NVIDIA-NeMo · cuichenx · Sep 18, 2025 · Sep 19, 2025 · Sep 19, 2025 · Sep 19, 2025
diff --git a/examples/conversion/convert_checkpoints.py b/examples/conversion/convert_checkpoints.py
@@ -141,6 +141,7 @@ def export_megatron_to_hf(
     megatron_path: str,
     hf_path: str,
     show_progress: bool = True,
+    strict: bool = True,
 ) -> None:
     """
     Export a Megatron checkpoint to HuggingFace format.
@@ -175,14 +176,15 @@ def export_megatron_to_hf(
 
     # For demonstration, we'll create a bridge from a known config
     # This would typically be extracted from the checkpoint metadata
-    bridge = AutoBridge.from_hf_pretrained(hf_model)
+    bridge = AutoBridge.from_hf_pretrained(hf_model, trust_remote_code=True)
 
     # Export using the convenience method
     print("📤 Exporting to HuggingFace format...")
     bridge.export_ckpt(
         megatron_path=megatron_path,
         hf_path=hf_path,
         show_progress=show_progress,
+        strict=strict,
     )
 
     print(f"✅ Successfully exported model to: {hf_path}")
@@ -232,6 +234,7 @@ def main():
         "--hf-path", required=True, help="Directory path where the HuggingFace model will be saved"
     )
     export_parser.add_argument("--no-progress", action="store_true", help="Disable progress bar during export")
+    export_parser.add_argument("--not-strict", action="store_true", help="Allow source and target checkpoint to have different keys")
 
     args = parser.parse_args()
 
@@ -254,6 +257,7 @@ def main():
             megatron_path=args.megatron_path,
             hf_path=args.hf_path,
             show_progress=not args.no_progress,
+            strict=not args.not_strict,
         )
     else:
         raise RuntimeError(f"Unknown command: {args.command}")

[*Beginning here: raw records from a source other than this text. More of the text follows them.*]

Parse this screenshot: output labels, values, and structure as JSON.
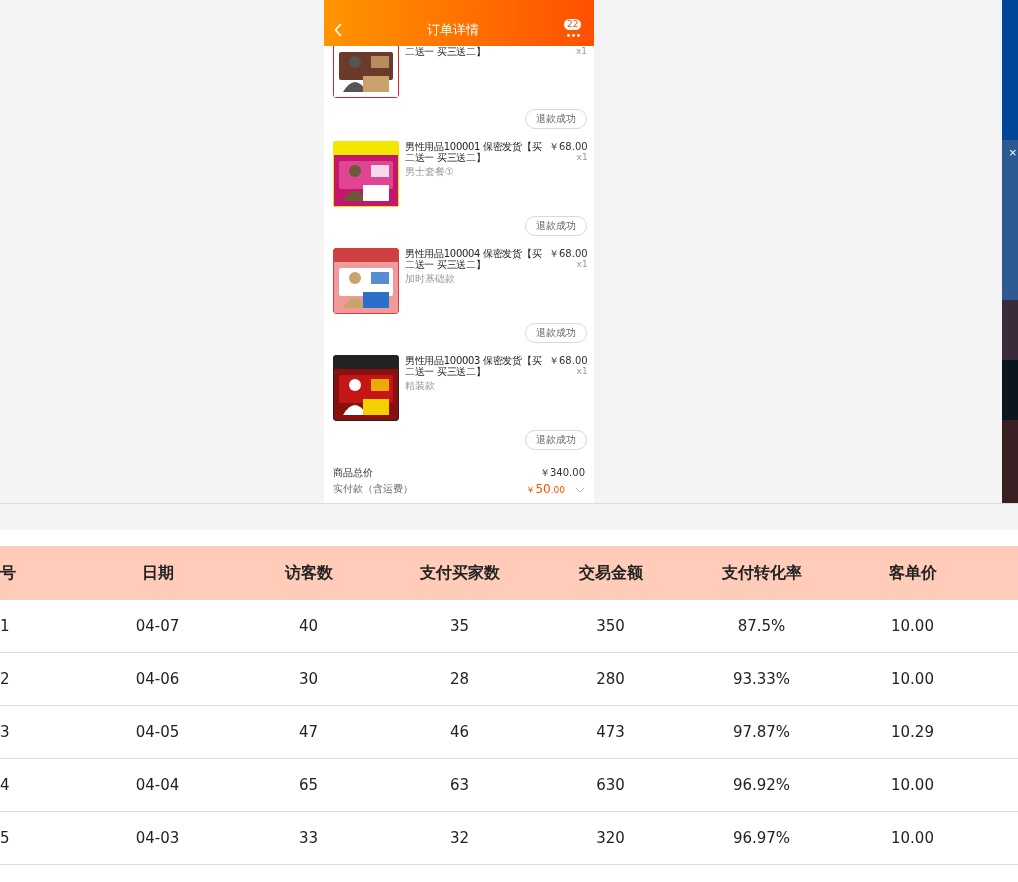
{
  "phone": {
    "title": "订单详情",
    "badge": "22",
    "items": [
      {
        "title": "二送一 买三送二】",
        "quantity": "x1",
        "status_button": "退款成功"
      },
      {
        "title": "男性用品100001 保密发货【买二送一 买三送二】",
        "price": "￥68.00",
        "quantity": "x1",
        "variant": "男士套餐①",
        "status_button": "退款成功"
      },
      {
        "title": "男性用品100004 保密发货【买二送一 买三送二】",
        "price": "￥68.00",
        "quantity": "x1",
        "variant": "加时基础款",
        "status_button": "退款成功"
      },
      {
        "title": "男性用品100003 保密发货【买二送一 买三送二】",
        "price": "￥68.00",
        "quantity": "x1",
        "variant": "精装款",
        "status_button": "退款成功"
      }
    ],
    "goods_total": {
      "label": "商品总价",
      "value": "￥340.00"
    },
    "paid": {
      "label": "实付款（含运费）",
      "currency": "￥",
      "amount": "50",
      "decimals": ".00"
    }
  },
  "side_window": {
    "close": "×"
  },
  "table": {
    "columns": [
      "号",
      "日期",
      "访客数",
      "支付买家数",
      "交易金额",
      "支付转化率",
      "客单价"
    ],
    "rows": [
      [
        "1",
        "04-07",
        "40",
        "35",
        "350",
        "87.5%",
        "10.00"
      ],
      [
        "2",
        "04-06",
        "30",
        "28",
        "280",
        "93.33%",
        "10.00"
      ],
      [
        "3",
        "04-05",
        "47",
        "46",
        "473",
        "97.87%",
        "10.29"
      ],
      [
        "4",
        "04-04",
        "65",
        "63",
        "630",
        "96.92%",
        "10.00"
      ],
      [
        "5",
        "04-03",
        "33",
        "32",
        "320",
        "96.97%",
        "10.00"
      ]
    ]
  }
}
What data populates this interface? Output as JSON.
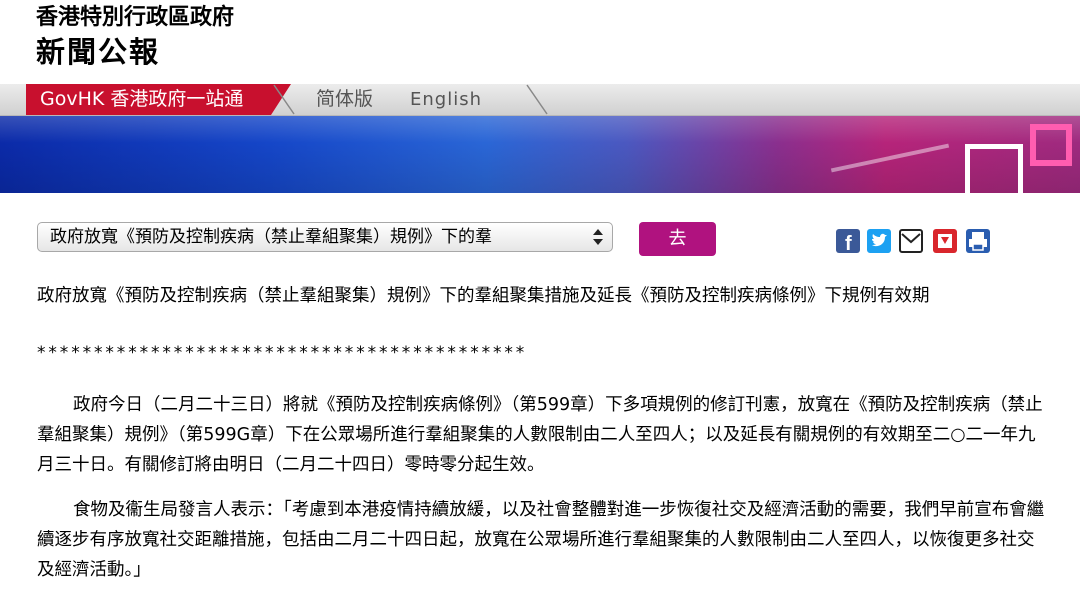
{
  "header": {
    "org": "香港特別行政區政府",
    "dept": "新聞公報"
  },
  "nav": {
    "govhk": "GovHK 香港政府一站通",
    "simplified": "简体版",
    "english": "English"
  },
  "controls": {
    "selected_option": "政府放寬《預防及控制疾病（禁止羣組聚集）規例》下的羣",
    "go_label": "去"
  },
  "share_icons": [
    "facebook-icon",
    "twitter-icon",
    "email-icon",
    "bookmark-icon",
    "print-icon"
  ],
  "colors": {
    "nav_red": "#c8102e",
    "go_button": "#b0127f",
    "facebook": "#3b5998",
    "twitter": "#1da1f2",
    "bookmark": "#d9262c",
    "print": "#2a5db0"
  },
  "article": {
    "title": "政府放寬《預防及控制疾病（禁止羣組聚集）規例》下的羣組聚集措施及延長《預防及控制疾病條例》下規例有效期",
    "separator": "*******************************************",
    "para1": "政府今日（二月二十三日）將就《預防及控制疾病條例》（第599章）下多項規例的修訂刊憲，放寬在《預防及控制疾病（禁止羣組聚集）規例》（第599G章）下在公眾場所進行羣組聚集的人數限制由二人至四人；以及延長有關規例的有效期至二○二一年九月三十日。有關修訂將由明日（二月二十四日）零時零分起生效。",
    "para2": "食物及衞生局發言人表示：「考慮到本港疫情持續放緩，以及社會整體對進一步恢復社交及經濟活動的需要，我們早前宣布會繼續逐步有序放寬社交距離措施，包括由二月二十四日起，放寬在公眾場所進行羣組聚集的人數限制由二人至四人，以恢復更多社交及經濟活動。」"
  }
}
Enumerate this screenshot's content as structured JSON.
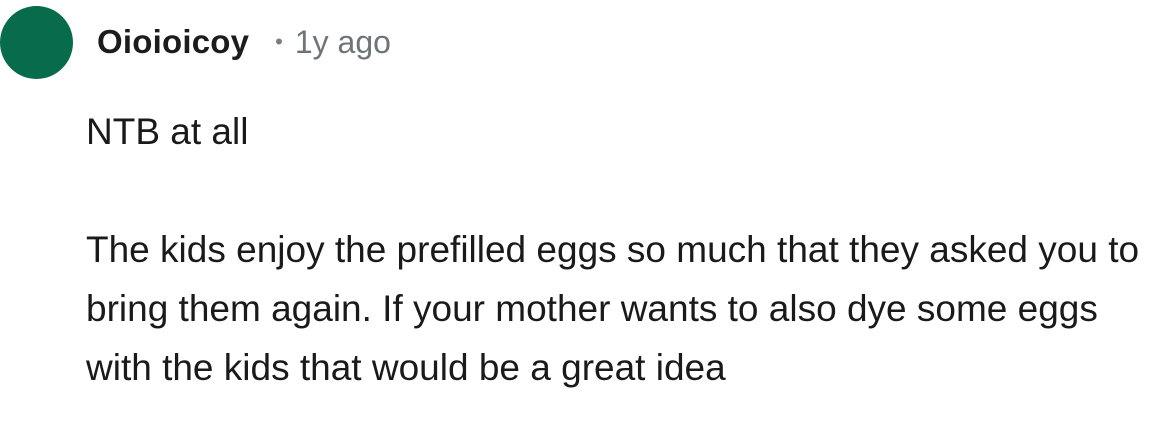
{
  "comment": {
    "avatar_color": "#086b4b",
    "username": "Oioioicoy",
    "separator": "•",
    "timestamp": "1y ago",
    "paragraphs": [
      "NTB at all",
      "The kids enjoy the prefilled eggs so much that they asked you to bring them again. If your mother wants to also dye some eggs with the kids that would be a great idea"
    ]
  }
}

diff --git a/examples/conversion/hf_to_megatron_generate_vlm.py b/examples/conversion/hf_to_megatron_generate_vlm.py
@@ -28,8 +28,7 @@
 """
 
 import argparse
-from typing import Optional
-
+from typing import Optional, List
 import requests
 import torch
 import torch.distributed as dist
@@ -39,6 +38,7 @@
 from qwen_vl_utils import process_vision_info
 from transformers import AutoProcessor, AutoTokenizer
 
+from megatron.bridge.models.nemotron_vl.nemotron_vl_utils import adjust_image_tokens
 from megatron.bridge import AutoBridge
 from megatron.bridge.utils.common_utils import get_last_rank, print_rank_0
 
@@ -52,18 +52,20 @@ class SingleBatchIterator:
     then raises StopIteration. Used for single-step inference in the forward pass.
     """
 
-    def __init__(self, input_ids, position_ids, attention_mask, pixel_values=None, image_grid_thw=None):
+    def __init__(self, input_ids, position_ids, attention_mask, **kwargs):
         self.batch = dict(
             tokens=input_ids,
             position_ids=position_ids,
             attention_mask=attention_mask,
         )
 
         # Add vision inputs if provided
-        if pixel_values is not None:
-            self.batch["pixel_values"] = pixel_values
-        if image_grid_thw is not None:
-            self.batch["image_grid_thw"] = image_grid_thw
+        if kwargs.get("images", None) is not None:
+            self.batch["images"] = kwargs.get("images", None)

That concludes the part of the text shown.